Demonstrations: Description

Davis Museumcast Tour

Jim Olson, Davis Museum and Cultural Center, USA
http://www.davismuseum.wellesley.edu

The Davis Museumcast Tour is our most recent technology initiative aimed at creating an educational and entertaining user experience. Dabney Hailey, Linda Wyatt Gruber '66 Curator of Collections and Photography and Lenka Kiss, '05 engage the visitor in an informal conversation that explores eight collections objects within the context of the entire museum collection. The tour is available at the Davis Museum website for download to student owned iPods and other MP3 players and serves the duel purpose of providing an introductory tour for virtual museum visitors that are unable to visit the physical space. There are 5 iPods available in the museum lobby for students and visitors that do not own these devices.

Podcasts will enhance many of the museum's future educational and interpretive programs. For example, last semester visitors could download a group reading of Thirty Six Poems by DuFu with Translations by Kenneth Rexroth while viewing the exhibition Brice Marden: Etchings to Rexroth. Moreover, recordings of lectures, interviews with artists and curators, concerts and other content will be available for download in the future.

During the Spring 2006 semester, Jim Olson, Coordinator of Technology is working with the students of Marty Brody, Catherine Mills Davis Professor in the Music Department, and Jessica Irish, Assistant Professor in the Art Department to create interpretive soundtracks and dialogues inspired by collections objects.

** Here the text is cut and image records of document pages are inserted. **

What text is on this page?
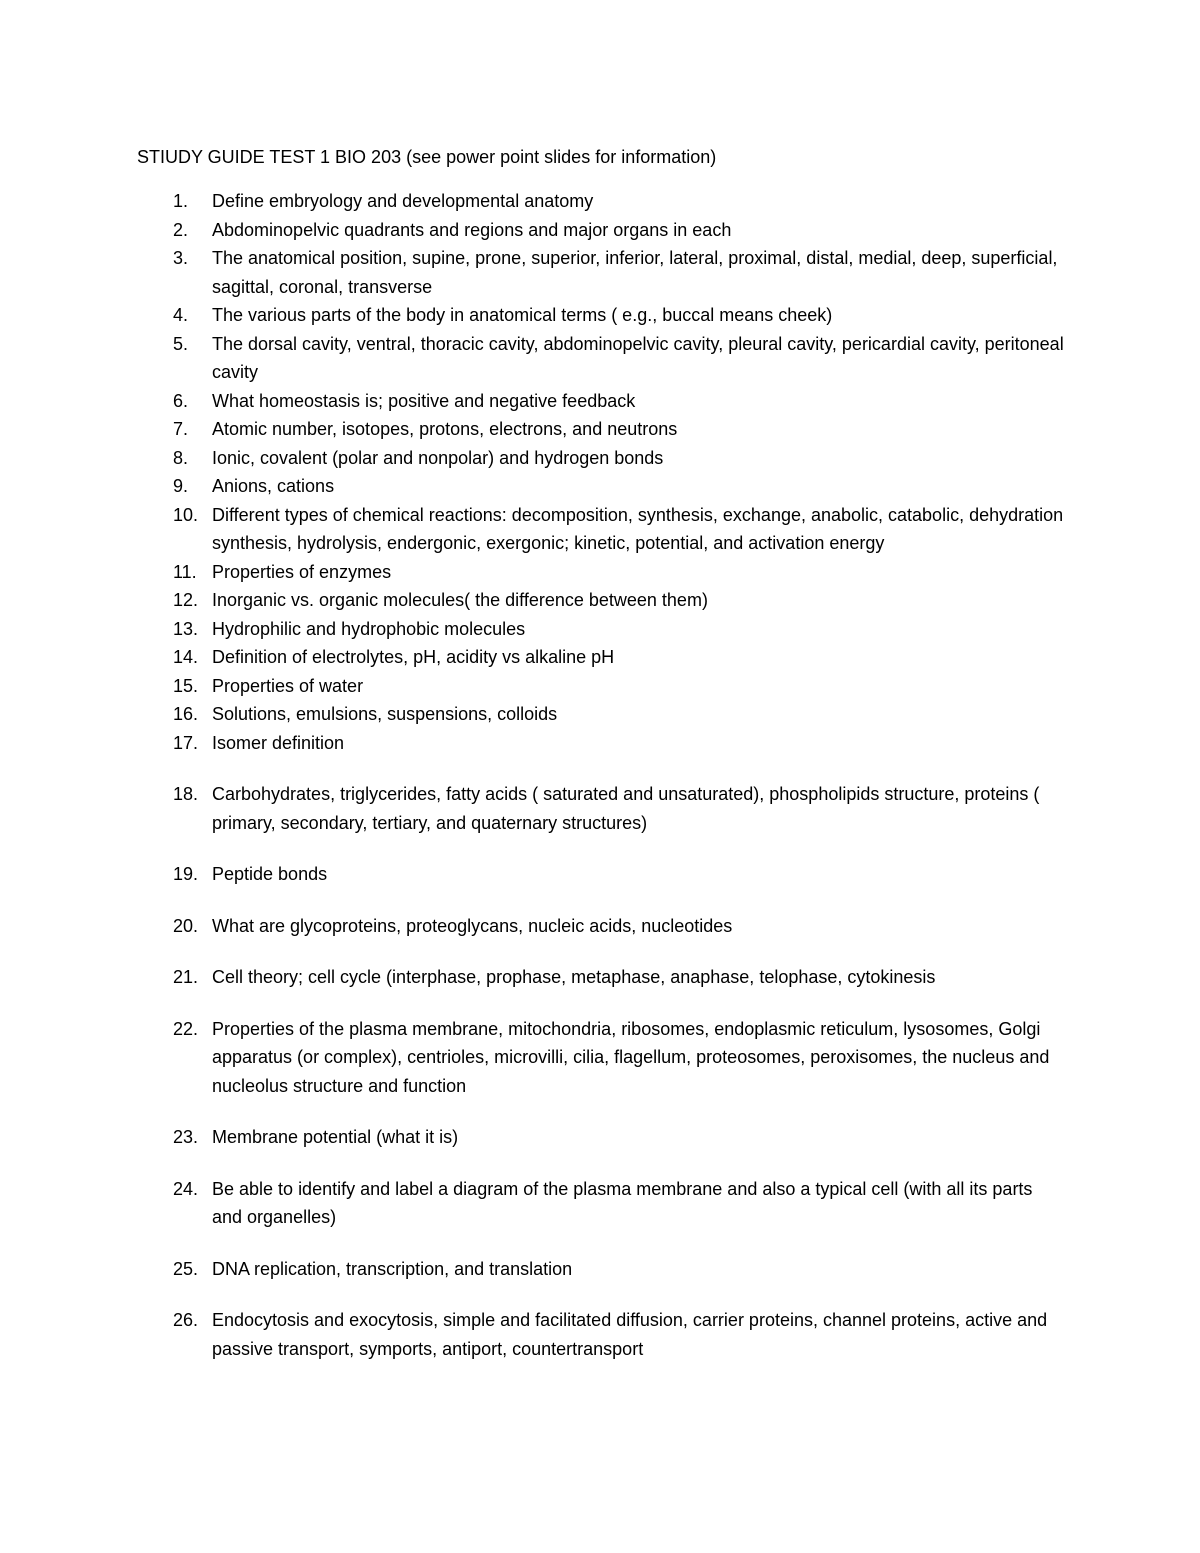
STIUDY GUIDE TEST 1 BIO 203 (see power point slides for information)
1. Define embryology and developmental anatomy
2. Abdominopelvic quadrants and regions and major organs in each
3. The anatomical position, supine, prone, superior, inferior, lateral, proximal, distal, medial, deep, superficial, sagittal, coronal, transverse
4. The various parts of the body in anatomical terms ( e.g., buccal means cheek)
5. The dorsal cavity, ventral, thoracic cavity, abdominopelvic cavity, pleural cavity, pericardial cavity, peritoneal cavity
6. What homeostasis is; positive and negative feedback
7. Atomic number, isotopes, protons, electrons, and neutrons
8. Ionic, covalent (polar and nonpolar) and hydrogen bonds
9. Anions, cations
10. Different types of chemical reactions: decomposition, synthesis, exchange, anabolic, catabolic, dehydration synthesis, hydrolysis, endergonic, exergonic; kinetic, potential, and activation energy
11. Properties of enzymes
12. Inorganic vs. organic molecules( the difference between them)
13. Hydrophilic and hydrophobic molecules
14. Definition of electrolytes, pH, acidity vs alkaline pH
15. Properties of water
16. Solutions, emulsions, suspensions, colloids
17. Isomer definition
18. Carbohydrates, triglycerides, fatty acids ( saturated and unsaturated), phospholipids structure, proteins ( primary, secondary, tertiary, and quaternary structures)
19. Peptide bonds
20. What are glycoproteins, proteoglycans, nucleic acids, nucleotides
21. Cell theory; cell cycle (interphase, prophase, metaphase, anaphase, telophase, cytokinesis
22. Properties of the plasma membrane, mitochondria, ribosomes, endoplasmic reticulum, lysosomes, Golgi apparatus (or complex), centrioles, microvilli, cilia, flagellum, proteosomes, peroxisomes, the nucleus and nucleolus structure and function
23. Membrane potential (what it is)
24. Be able to identify and label a diagram of the plasma membrane and also a typical cell (with all its parts and organelles)
25. DNA replication, transcription, and translation
26. Endocytosis and exocytosis, simple and facilitated diffusion, carrier proteins, channel proteins, active and passive transport, symports, antiport, countertransport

The museum will also offer a short guided tour for On the Edge: Contemporary Chinese Artists Encounter the West (in both English and Chinese) and an informal interview with Xu Bing, our featured lobby installation artist, and Curator of Contemporary Art, Anja Chavez.

The project will be expanded to include content created by other Wellesley students to create more tours and interactions. Students from all departments will be invited to develop tours: musically inclined students can create sound tracks for works in the collection or galleries; art history and studio students can share their research and interpretations; and students interested in writing can create short stories or poetry inspired by collections objects. This student generated content will then be uploaded to the museum website and other visitors will be able to download the files to their iPod or MP3 device for use during a museum visit. These podcast recordings will provide both the content creators and the end users with more active, educational, and entertaining museum experiences. The project not only provides a venue for student generated creative output, it also gives the students a sense of ownership — a feeling that this really is their museum and that their opinion counts.